Everything's Eventual
- Author: Stephen King
- Language: English
- Series: Fantasy
- Published in: Magazine of Fantasy & Science Fiction
- Publisher: Mercury Press
- Publication date: 1997
- Publication place: United States
- Media type: Periodical

= Everything's Eventual (novella) =

Novella by Stephen King

Everything's Eventual is a fantasy novella by American writer Stephen King. It was originally published in the October/November 1997 issue of The Magazine of Fantasy & Science Fiction. In 2000, it was included in the game Stephen King's F13, and in 2002, in King's collection of the same name.

==Plot summary==
Richard "Dinky" Earnshaw, a 19-year-old high school dropout, explains that he has got a good job where he gets his own house, car, and virtually anything he asks for — including CDs which have not been released yet. He also receives a small weekly cash allowance, provided he does not look for the people who drop it through his mail slot and that he gets rid of any money left over at the end of the week; he dumps his excess change into the gutter by his house and he puts his bills in the garbage disposal.

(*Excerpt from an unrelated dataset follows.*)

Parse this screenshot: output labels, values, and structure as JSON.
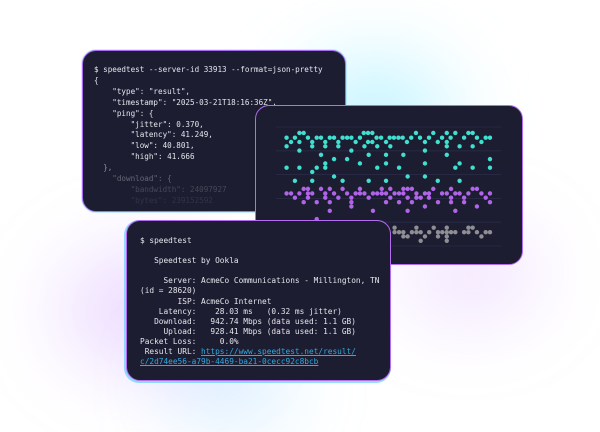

It is revealed that Dinky has the ability to mentally influence people by drawing complicated designs or pictures, in a way which he does not completely understand. This is illustrated when he recalls that, as a child, when a dog tormented him on his way home from school, he (semi-knowingly) drove it to suicide. At Dinky's previous job at a grocery store, he was forced to endure humiliating treatment by another employee named Skipper, until the day Dinky used his power to make Skipper kill himself.

Dinky is discovered by a man named Mr. Sharpton, who claims to work for the Trans Corporation, an organization that searches across the world for people with such talents. Dinky is recruited to kill very specific targets by e-mailing them his designs that he creates on an Apple computer. He is, in return, given a life that seems ideal, complete with a house and other benefits. Mr. Sharpton tells Dinky that the people he is ordered to kill are wicked, horrible criminals, and the world is better off without them.

For a time, Dinky lives his new life in a semi-mindless bliss. However, when he finds an article in the newspaper about one of the individuals whom he has killed (a seemingly innocent old newspaper columnist) he begins to feel guilty for what he has done. After researching more into his other victims, Dinky realizes that the organization has been using him to assassinate political dissidents and alternative thinkers. As the story ends, Dinky plans his escape, but not before sending one final email to Mr. Sharpton, his recruiter, with an undistinguished symbol attached.

==Inspiration==
King states in the foreword for this short story that the idea came from a dream about a person pouring change into the storm drain.

Dinky is a "Breaker", like Ted Brautigan in the novella "Low Men in Yellow Coats", which connects Dinky's story to The Dark Tower universe. They appeared together as minor characters in the final novel of The Dark Tower series.

==Adaptations==
In 2009, director and producer J. P. Scott made the first full-length Dollar Baby film based on the novella.